Portrait de Xavier G., UrbExeur
"Les seules traces que nous laissons sont celles de nos pas"
Tom EVRARD
Le costume noir tiré à quatre épingles, rasé de près, assis derrière un large bureau en bois comportant quelques dossiers financiers et une petite agrafeuse, Xavier est employé dans le secteur bancaire. «Une petite tasse de café ?» glisse-t-il avec un large sourire avant de prendre un appel téléphonique. Mais quelques fois par année, Xavier troque son complet sombre pour une tenue plus «rustique », complétée par une solide paire de chaussures, une lampe de poche et un appareil photo. Soit le parfait nécessaire de base pour pratiquer une activité un peu particulière : l’exploration urbaine.
«J’ai découvert cette activité voici un peu plus de deux ans lors d’une visite du château de Noisy avec un ami qui pratiquait déjà, explique Xavier. C’était étonnant de voir ces lieux majestueux complètement désertés. Je ne connaissais pas du tout cette activité qui consiste à visiter des endroits abandonnés, parfois même oubliés. Certains d’entre eux sont étonnamment bien conservés, un peu comme si le temps s‘y était arrêté. Et on peut facilement imaginer des scènes de la vie quotidienne... »

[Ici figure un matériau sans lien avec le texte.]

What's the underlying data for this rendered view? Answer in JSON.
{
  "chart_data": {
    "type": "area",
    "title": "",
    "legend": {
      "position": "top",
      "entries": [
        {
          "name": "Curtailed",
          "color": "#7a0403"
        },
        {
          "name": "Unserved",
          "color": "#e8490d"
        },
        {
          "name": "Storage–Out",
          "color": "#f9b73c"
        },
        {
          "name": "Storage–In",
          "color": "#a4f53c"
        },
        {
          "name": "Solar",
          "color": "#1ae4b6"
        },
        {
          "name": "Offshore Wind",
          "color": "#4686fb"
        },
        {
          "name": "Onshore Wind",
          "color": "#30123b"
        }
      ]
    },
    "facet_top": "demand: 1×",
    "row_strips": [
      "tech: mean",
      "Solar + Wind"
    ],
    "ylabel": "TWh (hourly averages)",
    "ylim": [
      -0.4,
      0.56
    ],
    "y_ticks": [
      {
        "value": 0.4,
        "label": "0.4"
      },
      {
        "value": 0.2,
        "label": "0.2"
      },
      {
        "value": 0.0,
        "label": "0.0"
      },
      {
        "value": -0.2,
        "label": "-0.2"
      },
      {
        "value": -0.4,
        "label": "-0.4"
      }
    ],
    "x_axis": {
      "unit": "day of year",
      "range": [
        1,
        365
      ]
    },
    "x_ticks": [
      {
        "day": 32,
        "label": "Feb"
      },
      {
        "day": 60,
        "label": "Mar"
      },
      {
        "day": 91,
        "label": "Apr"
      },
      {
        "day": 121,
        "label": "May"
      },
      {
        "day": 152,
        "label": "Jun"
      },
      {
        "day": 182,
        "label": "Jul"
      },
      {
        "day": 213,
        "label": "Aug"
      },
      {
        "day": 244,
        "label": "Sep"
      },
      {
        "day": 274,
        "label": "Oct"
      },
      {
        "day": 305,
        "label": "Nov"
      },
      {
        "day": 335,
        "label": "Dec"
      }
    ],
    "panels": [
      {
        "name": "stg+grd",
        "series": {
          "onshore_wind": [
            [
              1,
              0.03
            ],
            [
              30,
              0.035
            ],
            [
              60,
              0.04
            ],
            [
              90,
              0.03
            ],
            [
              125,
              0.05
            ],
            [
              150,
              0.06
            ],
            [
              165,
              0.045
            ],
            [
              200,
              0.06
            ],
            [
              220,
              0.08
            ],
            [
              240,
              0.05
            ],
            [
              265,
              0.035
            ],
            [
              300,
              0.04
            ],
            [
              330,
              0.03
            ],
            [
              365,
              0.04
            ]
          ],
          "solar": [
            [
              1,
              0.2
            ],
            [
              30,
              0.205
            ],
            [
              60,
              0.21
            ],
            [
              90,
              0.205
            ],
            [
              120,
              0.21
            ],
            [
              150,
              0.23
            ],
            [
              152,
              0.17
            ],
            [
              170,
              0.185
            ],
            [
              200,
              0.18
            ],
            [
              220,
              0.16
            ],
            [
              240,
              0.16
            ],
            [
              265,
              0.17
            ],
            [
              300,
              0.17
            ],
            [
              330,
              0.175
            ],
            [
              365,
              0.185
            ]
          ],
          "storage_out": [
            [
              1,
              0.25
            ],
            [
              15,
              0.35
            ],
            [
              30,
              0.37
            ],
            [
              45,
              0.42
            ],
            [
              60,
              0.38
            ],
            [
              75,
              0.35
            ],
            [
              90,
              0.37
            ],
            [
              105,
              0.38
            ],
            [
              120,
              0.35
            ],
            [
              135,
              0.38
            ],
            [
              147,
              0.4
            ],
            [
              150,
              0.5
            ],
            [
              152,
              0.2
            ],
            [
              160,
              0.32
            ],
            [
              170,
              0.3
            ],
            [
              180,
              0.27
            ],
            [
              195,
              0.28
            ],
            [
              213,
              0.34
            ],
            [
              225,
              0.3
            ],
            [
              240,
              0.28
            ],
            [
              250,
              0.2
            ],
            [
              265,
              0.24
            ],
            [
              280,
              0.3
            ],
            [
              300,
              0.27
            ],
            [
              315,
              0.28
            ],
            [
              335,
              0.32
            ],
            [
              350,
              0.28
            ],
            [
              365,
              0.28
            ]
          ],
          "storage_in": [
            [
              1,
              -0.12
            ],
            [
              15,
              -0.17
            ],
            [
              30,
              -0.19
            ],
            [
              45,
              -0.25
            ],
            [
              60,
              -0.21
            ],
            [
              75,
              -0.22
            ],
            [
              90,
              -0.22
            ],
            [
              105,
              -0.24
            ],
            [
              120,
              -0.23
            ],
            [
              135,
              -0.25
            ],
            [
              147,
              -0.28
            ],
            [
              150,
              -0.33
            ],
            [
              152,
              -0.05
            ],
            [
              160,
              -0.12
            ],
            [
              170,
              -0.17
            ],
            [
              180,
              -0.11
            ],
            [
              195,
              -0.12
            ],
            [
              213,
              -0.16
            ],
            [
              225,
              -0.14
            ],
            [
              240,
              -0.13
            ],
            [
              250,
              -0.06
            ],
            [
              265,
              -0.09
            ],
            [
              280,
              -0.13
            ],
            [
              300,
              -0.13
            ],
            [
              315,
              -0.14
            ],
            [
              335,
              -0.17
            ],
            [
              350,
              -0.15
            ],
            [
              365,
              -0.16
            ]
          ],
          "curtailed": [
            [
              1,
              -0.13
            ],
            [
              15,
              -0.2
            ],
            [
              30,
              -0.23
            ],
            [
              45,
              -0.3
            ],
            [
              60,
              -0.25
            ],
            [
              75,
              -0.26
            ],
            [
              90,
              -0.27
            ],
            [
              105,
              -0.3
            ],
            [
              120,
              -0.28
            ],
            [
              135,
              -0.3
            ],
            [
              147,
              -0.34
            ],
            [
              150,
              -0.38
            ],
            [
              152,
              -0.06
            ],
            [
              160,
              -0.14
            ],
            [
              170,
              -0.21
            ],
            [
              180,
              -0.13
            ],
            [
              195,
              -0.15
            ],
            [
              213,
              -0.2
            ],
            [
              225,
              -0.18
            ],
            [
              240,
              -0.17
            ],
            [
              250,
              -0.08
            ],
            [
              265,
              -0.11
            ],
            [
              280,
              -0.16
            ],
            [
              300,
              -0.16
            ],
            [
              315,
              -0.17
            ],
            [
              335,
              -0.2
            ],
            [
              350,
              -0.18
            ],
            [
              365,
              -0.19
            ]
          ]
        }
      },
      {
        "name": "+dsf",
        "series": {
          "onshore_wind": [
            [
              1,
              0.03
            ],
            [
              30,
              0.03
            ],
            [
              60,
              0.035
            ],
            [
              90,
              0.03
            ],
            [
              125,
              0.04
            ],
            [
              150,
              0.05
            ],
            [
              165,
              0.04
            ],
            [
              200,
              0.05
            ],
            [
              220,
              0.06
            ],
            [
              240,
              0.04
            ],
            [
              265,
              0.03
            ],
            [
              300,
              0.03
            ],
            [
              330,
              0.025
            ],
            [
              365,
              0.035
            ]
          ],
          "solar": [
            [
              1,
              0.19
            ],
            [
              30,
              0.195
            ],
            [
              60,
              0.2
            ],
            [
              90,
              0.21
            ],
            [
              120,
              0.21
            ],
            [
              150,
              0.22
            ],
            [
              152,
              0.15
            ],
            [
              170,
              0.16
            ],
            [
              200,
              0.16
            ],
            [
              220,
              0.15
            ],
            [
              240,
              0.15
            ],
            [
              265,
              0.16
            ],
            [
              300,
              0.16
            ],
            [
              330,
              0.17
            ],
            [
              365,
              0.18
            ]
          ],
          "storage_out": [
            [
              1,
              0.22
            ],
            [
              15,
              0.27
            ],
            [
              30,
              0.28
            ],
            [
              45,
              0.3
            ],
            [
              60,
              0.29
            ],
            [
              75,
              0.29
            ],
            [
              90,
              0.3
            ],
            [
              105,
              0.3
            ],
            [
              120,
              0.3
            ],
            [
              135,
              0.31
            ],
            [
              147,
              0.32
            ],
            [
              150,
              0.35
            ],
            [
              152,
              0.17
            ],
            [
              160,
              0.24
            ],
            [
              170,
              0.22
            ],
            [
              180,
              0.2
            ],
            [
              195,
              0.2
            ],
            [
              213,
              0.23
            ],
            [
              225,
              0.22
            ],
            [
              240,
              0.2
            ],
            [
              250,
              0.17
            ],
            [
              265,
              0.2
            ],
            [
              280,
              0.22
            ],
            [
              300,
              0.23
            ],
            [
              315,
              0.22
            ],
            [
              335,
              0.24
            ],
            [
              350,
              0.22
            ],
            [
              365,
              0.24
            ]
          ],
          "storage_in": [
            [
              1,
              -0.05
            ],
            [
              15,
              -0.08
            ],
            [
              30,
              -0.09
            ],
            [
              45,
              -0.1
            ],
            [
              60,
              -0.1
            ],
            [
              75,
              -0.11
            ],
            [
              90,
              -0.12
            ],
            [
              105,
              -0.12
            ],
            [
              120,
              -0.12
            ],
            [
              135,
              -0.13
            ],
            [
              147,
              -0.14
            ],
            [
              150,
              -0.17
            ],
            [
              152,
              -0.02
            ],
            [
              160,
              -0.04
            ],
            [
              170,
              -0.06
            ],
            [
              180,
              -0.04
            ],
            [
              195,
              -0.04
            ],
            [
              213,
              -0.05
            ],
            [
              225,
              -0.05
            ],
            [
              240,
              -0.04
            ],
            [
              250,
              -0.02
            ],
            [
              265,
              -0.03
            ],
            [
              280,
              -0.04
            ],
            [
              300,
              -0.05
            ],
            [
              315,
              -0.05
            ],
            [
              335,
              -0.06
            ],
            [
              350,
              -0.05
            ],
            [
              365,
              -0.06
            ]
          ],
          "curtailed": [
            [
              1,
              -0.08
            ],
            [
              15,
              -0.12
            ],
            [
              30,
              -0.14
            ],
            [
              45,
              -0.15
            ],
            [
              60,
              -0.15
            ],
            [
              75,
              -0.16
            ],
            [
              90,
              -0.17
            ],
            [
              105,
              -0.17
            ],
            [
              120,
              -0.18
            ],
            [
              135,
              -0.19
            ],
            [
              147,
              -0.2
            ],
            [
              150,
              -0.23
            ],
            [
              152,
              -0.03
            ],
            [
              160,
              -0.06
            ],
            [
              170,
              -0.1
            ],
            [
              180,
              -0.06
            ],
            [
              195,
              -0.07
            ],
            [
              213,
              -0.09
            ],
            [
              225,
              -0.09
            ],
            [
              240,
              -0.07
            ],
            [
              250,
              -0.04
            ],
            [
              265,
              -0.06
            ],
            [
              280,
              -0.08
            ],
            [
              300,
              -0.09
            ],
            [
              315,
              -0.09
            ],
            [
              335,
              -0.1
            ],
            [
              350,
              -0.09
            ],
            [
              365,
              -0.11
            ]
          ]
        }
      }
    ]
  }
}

Mais ça lui a plu. Et il a continué, encore et encore. «Aujourd’hui, nous sommes un groupe de quatre à sortir régulièrement pour faire de l’exploration urbaine.» En Belgique, et à l’étranger aussi. Les sites? La liste est kilométrique : charbonnages, hangars, chapelle, ancien théâtre, manoirs, anciennes infrastructures militaires, ancien cabinet dentaire, etc. Et la liste fluctue dans le temps : certains sites déboulent dans la liste des «spots » potentiels là où d’autres la quittent suite à des travaux, par exemple. « J’ai une banque de données reprenant de 200 à 300 sites en Belgique. Mais il y en a en réalité bien davantage et je n’en ai vu qu’une petite partie. Il y a beaucoup de sites industriels mais on peut malgré tout trouver d’autres choses intéressantes, parfois carrément insolites. » Comme ce hangar bondé de vieilles «bagnoles » situé… heu… où ça? «On ne donne pas les adresses des sites, c’est une des règles de l’exploration urbaine… »
Les sites donc, il faut les trouver, ce qui demande une phase préalable de recherche, qui fait aussi partie du jeu. «Les journaux sont une source d’informations, tout comme les réseaux sociaux, le bouche-à-oreille ou encore des indices laissés par d’autres «urbexeurs » voire les échanges de données ou, dans de plus rares cas, le hasard...»
Sur place, pas question de faire n’importe quoi. «Nous ne sommes pas des têtes brûlées. La sécurité est la règle. On ne fait par exemple jamais d’exploration urbaine seul. Ensuite, pas question d’entrer par effraction. Si on ne sait pas entrer, on n’entre pas. On ne casse pas une fenêtre pour entrer, on cherche un accès disponible comme une porte ouverte, un trou dans un mur, etc.. À l’intérieur, nous n’abîmons rien et nous ne ramenons pas de «souvenirs». On visite et on photographie, c’est tout. Le truc, c’est de préserver l’endroit. Les seules traces que nous laissons, ce sont celles de nos pas...» Et tout ça pourquoi? La réponse peut être variable, au-delà du plaisir de la découverte et de la montée d’adrénaline lorsqu’on pénètre dans un lieu inconnu. Pour certains, ce sera immortaliser un patrimoine perdu là ou d’autres préféreront rechercher des traces de vie ou un style architectural... «Certains mettent ensuite leurs photos sur des réseaux sociaux, sur des blogs. Mais là aussi pas question de donner les noms exacts des endroits et des adresses. Les dévoiler signifie les offrir sur un plateau d’argent à des vandales ou des voleurs. »
Pas de nom donc. Juste une dénomination liée à un élément particulier du site. Qui peut dire ainsi ce que sont le Château au Matelas, le Parc Castor, l’Old Iron, la Zone Braams, la Villa du docteur Pepito, le théâtre Jeusette ou encore le Sanatorium D? Seuls les adeptes de l’exploration urbaine (ou presque) connaissent. Au fait combien sont ils chez nous? «Aucune idée», répond Xavier... En France, ils sont 10000 environ. Et il n’y a pas de profil type. Ingénieur, sans emploi, militaire, photographe, ouvrier, peu importe... «Seule compte l’envie de chercher et de découvrir, mais en respectant des règles.»